El ciclo "Educación e identidad docente" del máster del Profesorado de la USJ dedica una sesión a la salud mental y la educación
El máster del Profesorado de la Universidad San Jorge celebró ayer la tercera sesión del ciclo “Educación e identidad docente”, tratando, en esta ocasión, la importancia de la salud mental en el contexto educativo.
José Manuel Granada, enfermero especialista en salud mental, asesor técnico de la Dirección General de Salud Mental y colaborador de la Unidad Técnica de Salud Mental del Departamento de Educación, explicó que, entre las notificaciones de ideación suicida entre los jóvenes, “un 5% se catalogan como riesgo alto” y detrás hay “determinantes claros y comunes, aunque cada caso es individual”.

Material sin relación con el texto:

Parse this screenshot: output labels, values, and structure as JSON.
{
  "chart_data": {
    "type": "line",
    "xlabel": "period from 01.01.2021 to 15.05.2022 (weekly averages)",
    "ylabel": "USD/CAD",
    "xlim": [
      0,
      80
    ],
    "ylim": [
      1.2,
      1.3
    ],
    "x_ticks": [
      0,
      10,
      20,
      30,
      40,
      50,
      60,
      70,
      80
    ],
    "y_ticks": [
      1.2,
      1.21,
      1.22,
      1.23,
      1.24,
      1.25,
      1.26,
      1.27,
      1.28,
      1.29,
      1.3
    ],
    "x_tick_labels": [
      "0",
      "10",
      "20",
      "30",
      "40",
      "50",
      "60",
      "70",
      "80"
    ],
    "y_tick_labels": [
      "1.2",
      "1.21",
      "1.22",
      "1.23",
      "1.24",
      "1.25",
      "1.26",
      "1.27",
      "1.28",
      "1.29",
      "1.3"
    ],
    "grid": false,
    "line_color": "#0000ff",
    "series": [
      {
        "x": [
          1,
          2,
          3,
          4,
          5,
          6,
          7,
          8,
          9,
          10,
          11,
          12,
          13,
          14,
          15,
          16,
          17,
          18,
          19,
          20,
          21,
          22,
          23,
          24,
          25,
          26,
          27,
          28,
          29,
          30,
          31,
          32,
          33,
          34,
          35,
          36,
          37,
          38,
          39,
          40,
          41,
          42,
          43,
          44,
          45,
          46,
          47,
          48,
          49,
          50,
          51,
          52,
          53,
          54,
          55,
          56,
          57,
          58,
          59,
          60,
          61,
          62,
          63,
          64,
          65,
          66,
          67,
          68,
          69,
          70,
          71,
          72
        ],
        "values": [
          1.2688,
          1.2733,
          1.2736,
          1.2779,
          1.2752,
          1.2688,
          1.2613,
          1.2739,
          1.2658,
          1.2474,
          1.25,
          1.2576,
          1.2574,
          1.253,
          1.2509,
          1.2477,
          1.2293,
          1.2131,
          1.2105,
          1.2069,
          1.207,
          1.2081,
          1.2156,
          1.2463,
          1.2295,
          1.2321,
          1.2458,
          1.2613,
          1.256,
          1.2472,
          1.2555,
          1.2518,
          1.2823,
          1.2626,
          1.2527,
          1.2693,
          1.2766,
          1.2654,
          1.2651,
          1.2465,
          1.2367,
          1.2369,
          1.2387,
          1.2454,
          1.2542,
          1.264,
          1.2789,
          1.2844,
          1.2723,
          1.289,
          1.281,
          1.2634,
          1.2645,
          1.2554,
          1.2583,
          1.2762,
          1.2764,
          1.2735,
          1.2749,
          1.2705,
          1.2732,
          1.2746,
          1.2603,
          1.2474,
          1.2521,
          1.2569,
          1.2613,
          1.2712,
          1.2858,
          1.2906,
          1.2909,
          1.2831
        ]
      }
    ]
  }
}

Advirtió de que “el pico de la curva de casos notificados podría esperarse en ESO o Bachillerato, por la época vital en la que se encuentran los alumnos, pero ha habido una transición y se ha desplazado hacia los últimos cursos de Primaria y los primeros de Secundaria”. Por este motivo, manifestó que hay que conocer los datos “para hacer prevención antes de que aparezca el malestar”.

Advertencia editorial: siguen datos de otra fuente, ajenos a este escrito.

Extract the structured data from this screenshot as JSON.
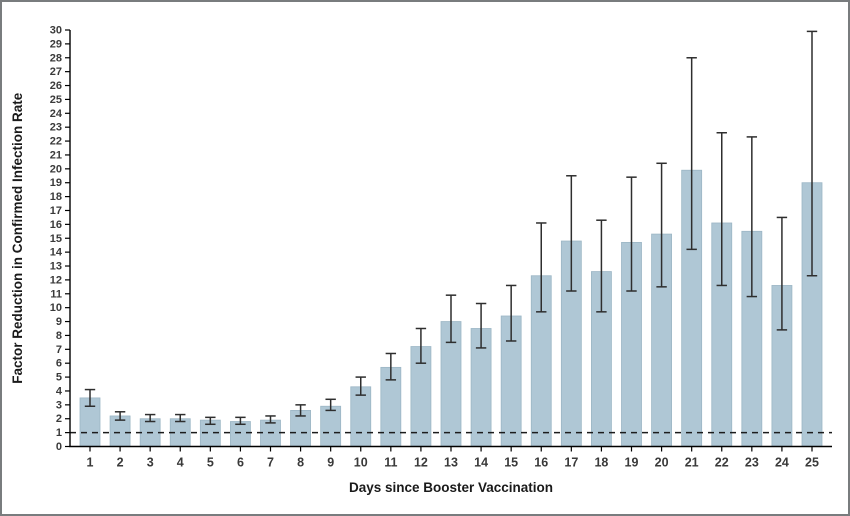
{
  "figure": {
    "background": "#ffffff",
    "border_color": "#797c7e"
  },
  "chart_data": {
    "type": "bar",
    "title": "",
    "xlabel": "Days since Booster Vaccination",
    "ylabel": "Factor Reduction in Confirmed Infection Rate",
    "categories": [
      1,
      2,
      3,
      4,
      5,
      6,
      7,
      8,
      9,
      10,
      11,
      12,
      13,
      14,
      15,
      16,
      17,
      18,
      19,
      20,
      21,
      22,
      23,
      24,
      25
    ],
    "values": [
      3.5,
      2.2,
      2.0,
      2.0,
      1.9,
      1.8,
      1.9,
      2.6,
      2.9,
      4.3,
      5.7,
      7.2,
      9.0,
      8.5,
      9.4,
      12.3,
      14.8,
      12.6,
      14.7,
      15.3,
      19.9,
      16.1,
      15.5,
      11.6,
      19.0
    ],
    "error_low": [
      2.9,
      1.9,
      1.8,
      1.8,
      1.6,
      1.6,
      1.7,
      2.2,
      2.6,
      3.7,
      4.8,
      6.0,
      7.5,
      7.1,
      7.6,
      9.7,
      11.2,
      9.7,
      11.2,
      11.5,
      14.2,
      11.6,
      10.8,
      8.4,
      12.3
    ],
    "error_high": [
      4.1,
      2.5,
      2.3,
      2.3,
      2.1,
      2.1,
      2.2,
      3.0,
      3.4,
      5.0,
      6.7,
      8.5,
      10.9,
      10.3,
      11.6,
      16.1,
      19.5,
      16.3,
      19.4,
      20.4,
      28.0,
      22.6,
      22.3,
      16.5,
      29.9
    ],
    "reference_line_y": 1,
    "ylim": [
      0,
      30
    ],
    "ytick_step": 1,
    "grid": false,
    "legend_position": "none",
    "bar_color": "#afc7d5",
    "bar_edge_color": "#9cb6c5",
    "error_bar_color": "#2e2e2e",
    "axis_color": "#000000",
    "reference_line_color": "#1c1c1c"
  }
}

A través de las preguntas planteadas en la mesa redonda, José Manuel Granada también destacó una tendencia observada en los adolescentes: “Vemos que dicen que tienen ansiedad, toc o bipolaridad, pero no saben realmente qué implica. Ponen nombres y etiquetas a un malestar propio de la vida, que podrían superar con determinadas herramientas sin necesidad de patologizarlo”.

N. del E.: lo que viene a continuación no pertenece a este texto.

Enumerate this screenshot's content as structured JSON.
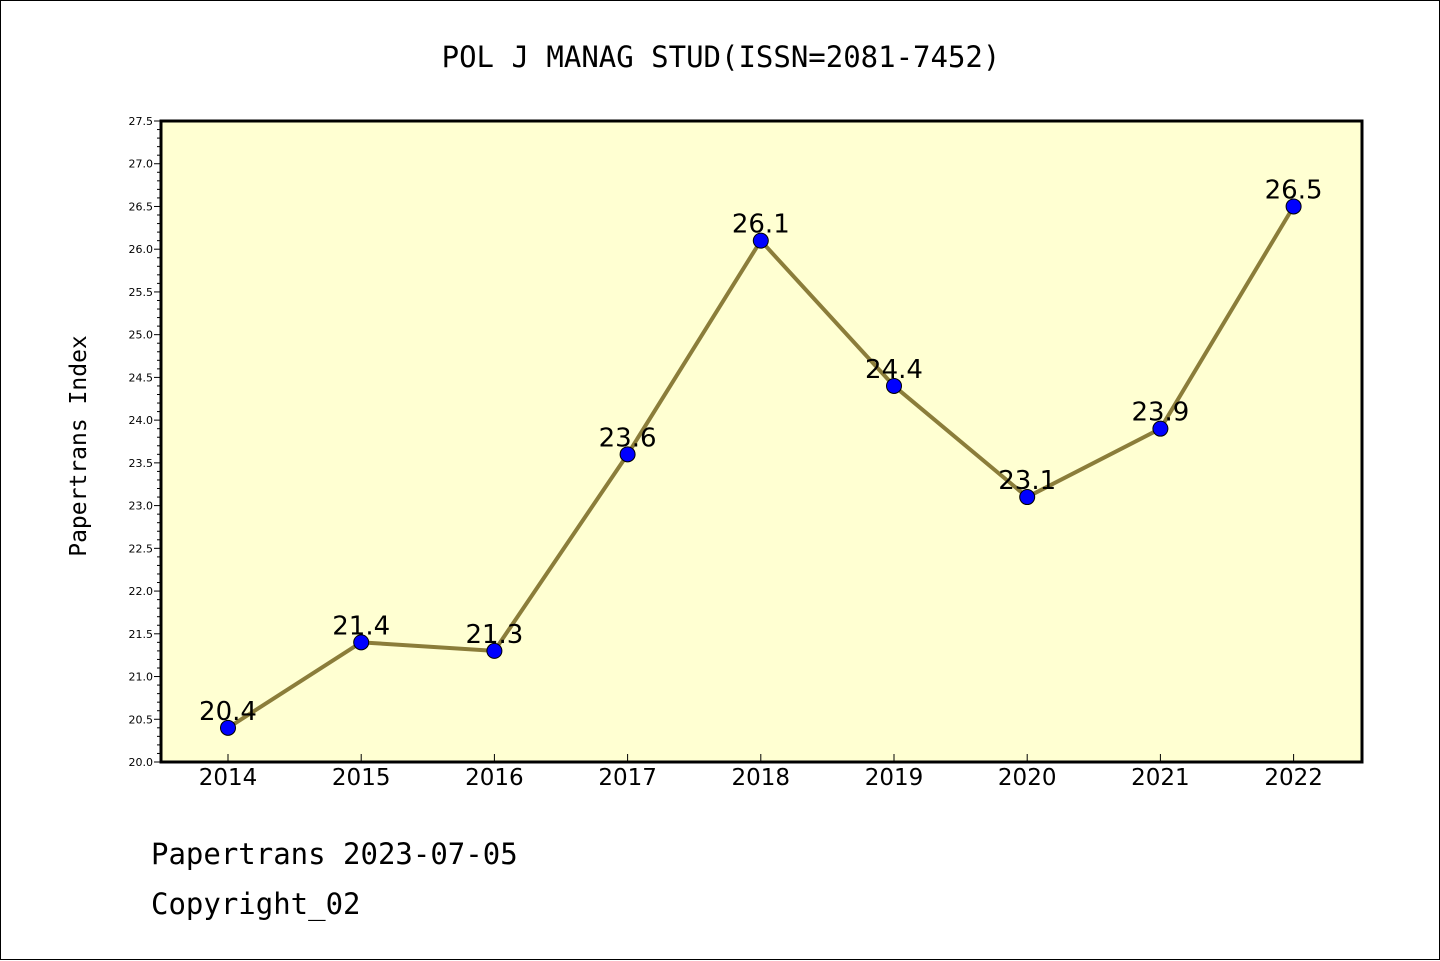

Silvia Navarro, psicóloga experta en infantojuvenil y terapia familiar, y orientadora de Bachillerato en Escuelas Pías Montal Calasanz, estuvo de acuerdo con esta reflexión. “A veces, el adolescente puede superar esa ansiedad y eso no implica que tenga un trastorno, sino que están ocurriendo cosas en su vida, pero que puede gestionar y se le pasarán”, ejemplificó.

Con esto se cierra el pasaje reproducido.